Another plus for our accommodation is that it is across the road from the market, which we visit twice.

It's a huge undercover market on three levels (Aldi in the basement). At ground level the stalls are grouped by type, veg here, sausage there, etc. Most of the area is full height to a glass roof, but there are galleries all round with four crossing the hall. Here there is one area of cheap takeaway food, and the rest is non-perishables, mostly of the souvenir variety. One wonders if there are enough people on the planet to buy all the "I love Budapest" t-shirts and embroidered tablecloths, not to mention vests, shirts and skirts. Then there are the matryoshka dolls, jigsaws and Rubik's cubes (he was a Hungarian).  What they don't have is men's bathers, which we need because Peter failed to pack same and they are needed for the baths. Eventually we find a cheap pair ($15) in a souvenir shop in the Vaci (pedestrian street nearby), after P has refused to pay about $75 for a Tommy Hilfiger pair, or half that for a pair in an Adidas sale.

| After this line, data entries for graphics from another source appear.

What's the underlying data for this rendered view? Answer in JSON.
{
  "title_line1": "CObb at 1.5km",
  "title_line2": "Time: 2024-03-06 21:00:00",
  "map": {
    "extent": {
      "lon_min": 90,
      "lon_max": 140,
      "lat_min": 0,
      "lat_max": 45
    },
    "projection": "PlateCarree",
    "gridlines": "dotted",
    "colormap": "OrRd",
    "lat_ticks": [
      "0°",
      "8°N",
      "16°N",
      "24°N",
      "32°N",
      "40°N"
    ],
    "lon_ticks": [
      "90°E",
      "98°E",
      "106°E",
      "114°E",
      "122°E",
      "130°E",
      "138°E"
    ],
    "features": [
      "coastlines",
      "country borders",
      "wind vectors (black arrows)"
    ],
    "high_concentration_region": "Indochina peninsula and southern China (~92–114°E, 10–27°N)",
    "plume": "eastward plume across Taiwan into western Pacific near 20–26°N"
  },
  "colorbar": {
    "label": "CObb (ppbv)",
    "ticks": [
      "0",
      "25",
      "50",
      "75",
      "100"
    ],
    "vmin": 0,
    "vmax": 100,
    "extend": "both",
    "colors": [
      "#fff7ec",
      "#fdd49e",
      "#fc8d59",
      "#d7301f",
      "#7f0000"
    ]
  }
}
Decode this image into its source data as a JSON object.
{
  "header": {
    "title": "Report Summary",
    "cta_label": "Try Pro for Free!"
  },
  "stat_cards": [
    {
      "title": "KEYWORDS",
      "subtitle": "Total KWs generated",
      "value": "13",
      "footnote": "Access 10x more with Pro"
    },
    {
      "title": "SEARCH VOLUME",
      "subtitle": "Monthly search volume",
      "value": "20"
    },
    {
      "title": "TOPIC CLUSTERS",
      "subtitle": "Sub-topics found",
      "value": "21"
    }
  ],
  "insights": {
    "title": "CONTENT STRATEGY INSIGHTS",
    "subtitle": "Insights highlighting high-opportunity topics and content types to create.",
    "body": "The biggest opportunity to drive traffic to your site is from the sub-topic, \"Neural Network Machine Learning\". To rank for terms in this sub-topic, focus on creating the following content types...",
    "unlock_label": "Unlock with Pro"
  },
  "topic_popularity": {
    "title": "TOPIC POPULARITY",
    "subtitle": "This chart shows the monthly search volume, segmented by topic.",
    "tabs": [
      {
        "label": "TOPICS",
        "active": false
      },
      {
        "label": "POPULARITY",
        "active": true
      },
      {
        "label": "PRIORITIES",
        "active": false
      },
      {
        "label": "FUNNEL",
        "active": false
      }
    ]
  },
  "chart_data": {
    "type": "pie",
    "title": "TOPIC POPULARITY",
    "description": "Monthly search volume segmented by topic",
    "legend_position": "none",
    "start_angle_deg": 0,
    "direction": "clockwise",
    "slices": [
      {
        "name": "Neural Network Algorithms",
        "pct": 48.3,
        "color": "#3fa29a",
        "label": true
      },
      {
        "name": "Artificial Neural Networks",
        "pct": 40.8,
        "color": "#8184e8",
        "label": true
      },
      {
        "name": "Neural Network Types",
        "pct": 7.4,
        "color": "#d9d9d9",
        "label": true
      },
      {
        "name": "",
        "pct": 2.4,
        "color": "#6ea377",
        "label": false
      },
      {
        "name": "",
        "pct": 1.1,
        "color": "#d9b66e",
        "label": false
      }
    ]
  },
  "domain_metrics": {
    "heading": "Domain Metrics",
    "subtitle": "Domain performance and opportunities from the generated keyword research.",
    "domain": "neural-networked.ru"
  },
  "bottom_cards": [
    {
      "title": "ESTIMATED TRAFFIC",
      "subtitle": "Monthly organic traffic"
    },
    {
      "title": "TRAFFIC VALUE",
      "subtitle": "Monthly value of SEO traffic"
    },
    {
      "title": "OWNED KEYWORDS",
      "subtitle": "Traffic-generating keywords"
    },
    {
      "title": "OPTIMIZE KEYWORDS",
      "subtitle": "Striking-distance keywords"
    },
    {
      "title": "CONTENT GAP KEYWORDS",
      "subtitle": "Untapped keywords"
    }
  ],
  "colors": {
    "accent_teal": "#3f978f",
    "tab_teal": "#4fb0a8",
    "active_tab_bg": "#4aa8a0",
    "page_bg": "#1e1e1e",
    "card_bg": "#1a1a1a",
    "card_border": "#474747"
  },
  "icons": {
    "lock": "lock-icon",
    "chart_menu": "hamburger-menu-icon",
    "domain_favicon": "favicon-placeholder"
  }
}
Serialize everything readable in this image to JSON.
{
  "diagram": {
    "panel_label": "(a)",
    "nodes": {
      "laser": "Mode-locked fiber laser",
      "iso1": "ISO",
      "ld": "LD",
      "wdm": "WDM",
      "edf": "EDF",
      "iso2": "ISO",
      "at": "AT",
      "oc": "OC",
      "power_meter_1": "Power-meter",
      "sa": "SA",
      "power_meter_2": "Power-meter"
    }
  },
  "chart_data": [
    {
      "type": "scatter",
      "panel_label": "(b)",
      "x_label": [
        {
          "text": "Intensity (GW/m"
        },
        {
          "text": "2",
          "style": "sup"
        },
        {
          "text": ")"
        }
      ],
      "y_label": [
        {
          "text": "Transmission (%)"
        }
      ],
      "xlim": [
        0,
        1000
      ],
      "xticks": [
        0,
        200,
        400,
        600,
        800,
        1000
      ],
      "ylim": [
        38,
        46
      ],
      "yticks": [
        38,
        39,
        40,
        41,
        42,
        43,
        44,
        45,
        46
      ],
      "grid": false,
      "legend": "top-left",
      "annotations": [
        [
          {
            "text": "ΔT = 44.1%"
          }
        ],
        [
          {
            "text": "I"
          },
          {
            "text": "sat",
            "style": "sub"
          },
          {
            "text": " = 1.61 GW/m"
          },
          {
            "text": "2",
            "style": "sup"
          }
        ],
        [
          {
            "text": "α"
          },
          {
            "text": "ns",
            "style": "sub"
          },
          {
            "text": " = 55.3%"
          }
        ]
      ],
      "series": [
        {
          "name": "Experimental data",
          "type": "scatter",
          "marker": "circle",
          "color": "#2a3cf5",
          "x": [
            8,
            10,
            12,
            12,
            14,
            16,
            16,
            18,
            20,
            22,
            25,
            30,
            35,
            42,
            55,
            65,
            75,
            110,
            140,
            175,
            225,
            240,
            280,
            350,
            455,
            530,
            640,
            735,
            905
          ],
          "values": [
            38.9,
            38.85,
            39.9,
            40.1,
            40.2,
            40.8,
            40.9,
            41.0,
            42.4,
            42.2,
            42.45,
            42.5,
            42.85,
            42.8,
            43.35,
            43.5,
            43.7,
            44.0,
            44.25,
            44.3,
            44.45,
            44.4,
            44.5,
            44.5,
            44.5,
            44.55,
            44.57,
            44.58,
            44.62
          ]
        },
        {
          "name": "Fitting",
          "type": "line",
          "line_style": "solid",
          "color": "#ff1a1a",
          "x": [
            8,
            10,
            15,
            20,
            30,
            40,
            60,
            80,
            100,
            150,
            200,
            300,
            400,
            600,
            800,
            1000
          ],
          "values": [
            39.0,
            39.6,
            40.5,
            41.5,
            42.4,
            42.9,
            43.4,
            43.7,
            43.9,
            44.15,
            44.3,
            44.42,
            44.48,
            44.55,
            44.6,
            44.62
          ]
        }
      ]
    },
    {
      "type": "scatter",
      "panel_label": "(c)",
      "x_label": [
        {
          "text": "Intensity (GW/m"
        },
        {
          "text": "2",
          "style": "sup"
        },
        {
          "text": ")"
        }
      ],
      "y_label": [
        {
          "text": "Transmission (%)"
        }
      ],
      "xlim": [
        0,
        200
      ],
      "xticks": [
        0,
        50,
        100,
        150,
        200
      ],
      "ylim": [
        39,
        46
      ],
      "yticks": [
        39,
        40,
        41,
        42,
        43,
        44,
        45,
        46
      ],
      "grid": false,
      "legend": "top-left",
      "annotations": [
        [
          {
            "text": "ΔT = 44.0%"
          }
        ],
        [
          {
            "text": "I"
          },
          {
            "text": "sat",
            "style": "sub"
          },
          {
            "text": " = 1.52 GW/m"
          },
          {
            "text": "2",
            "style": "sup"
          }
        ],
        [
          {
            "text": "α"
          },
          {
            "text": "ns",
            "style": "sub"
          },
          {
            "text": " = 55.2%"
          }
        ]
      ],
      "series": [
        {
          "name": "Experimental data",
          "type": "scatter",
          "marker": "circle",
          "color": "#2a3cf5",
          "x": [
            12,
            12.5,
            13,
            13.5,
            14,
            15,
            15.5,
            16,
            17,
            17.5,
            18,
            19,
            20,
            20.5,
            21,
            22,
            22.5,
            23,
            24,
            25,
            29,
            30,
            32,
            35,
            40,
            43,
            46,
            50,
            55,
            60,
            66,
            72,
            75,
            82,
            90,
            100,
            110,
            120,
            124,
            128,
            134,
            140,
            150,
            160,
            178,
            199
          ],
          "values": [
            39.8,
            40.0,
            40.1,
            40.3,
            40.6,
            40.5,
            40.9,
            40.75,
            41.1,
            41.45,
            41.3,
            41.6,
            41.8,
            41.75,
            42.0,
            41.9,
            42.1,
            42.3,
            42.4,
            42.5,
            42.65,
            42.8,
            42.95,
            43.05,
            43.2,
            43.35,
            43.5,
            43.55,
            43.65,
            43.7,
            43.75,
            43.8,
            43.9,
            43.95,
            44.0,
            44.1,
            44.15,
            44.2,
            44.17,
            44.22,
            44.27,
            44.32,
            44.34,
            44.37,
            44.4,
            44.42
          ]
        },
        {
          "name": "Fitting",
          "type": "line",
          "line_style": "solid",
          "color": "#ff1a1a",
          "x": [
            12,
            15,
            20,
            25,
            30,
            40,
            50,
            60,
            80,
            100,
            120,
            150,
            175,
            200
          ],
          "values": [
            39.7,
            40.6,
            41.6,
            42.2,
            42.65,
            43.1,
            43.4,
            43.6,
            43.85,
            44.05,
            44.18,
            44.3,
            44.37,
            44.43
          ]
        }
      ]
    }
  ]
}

We return to the market next morning to buy me cheap sunglasses to replace a broken pair and to take in one of the free concerts that are on at odd times and odd places in the summer in Budapest. In the market we listen to a terrific gypsy band - two violins, double bass and cimbalom. First violin and cimbalom player were both virtuoso standard. Note that even gypsy bands no longer wear embroidered vests - these guys were in shirts and slacks, turning off their mobiles before starting to play.

The second concert was in the open air in the afternoon on Margaret Island - the extremely unusual combination of soprano sax and string quartet. String quartet was good, all female. Sax player does the arranging of classical pieces for the combo and again was virtuoso standard, the arrangements are showpieces for him.

Third concert was on the steps of St Stephen's Basilica - three percussion players playing assorted chimes/xylophone type instruments, plus a solo flute. Virtuoso playing again by all four, with the percussionists looking like they were having fun as well.

In all the cities there are concerts everywhere that are classical pot pourri (or is that pop pourri?). In Vienna it's all Strauss and Mozart. In Budapest and Prague it's some or all of Pachelbel's Canon, Vivaldi's Four Seasons, Eine Kleine Nachtmusik, Brahm's Hungarian Dances, Ave Maria (either Gounod or Schubert) - you get the idea. We avoid them in Vienna, but relent in Budapest because the program has only one Vivaldi season and an Ave Maria, and the other bits and pieces are less hackneyed, and because it's in St Stephen's which is a very grand church. The small string group play beautifully, but the soprano who sings a couple of numbers struggles with the acoustic, which has a serious echo. Before the concert we go into the church to find a mass in progress in English with African music. Who would have thought it?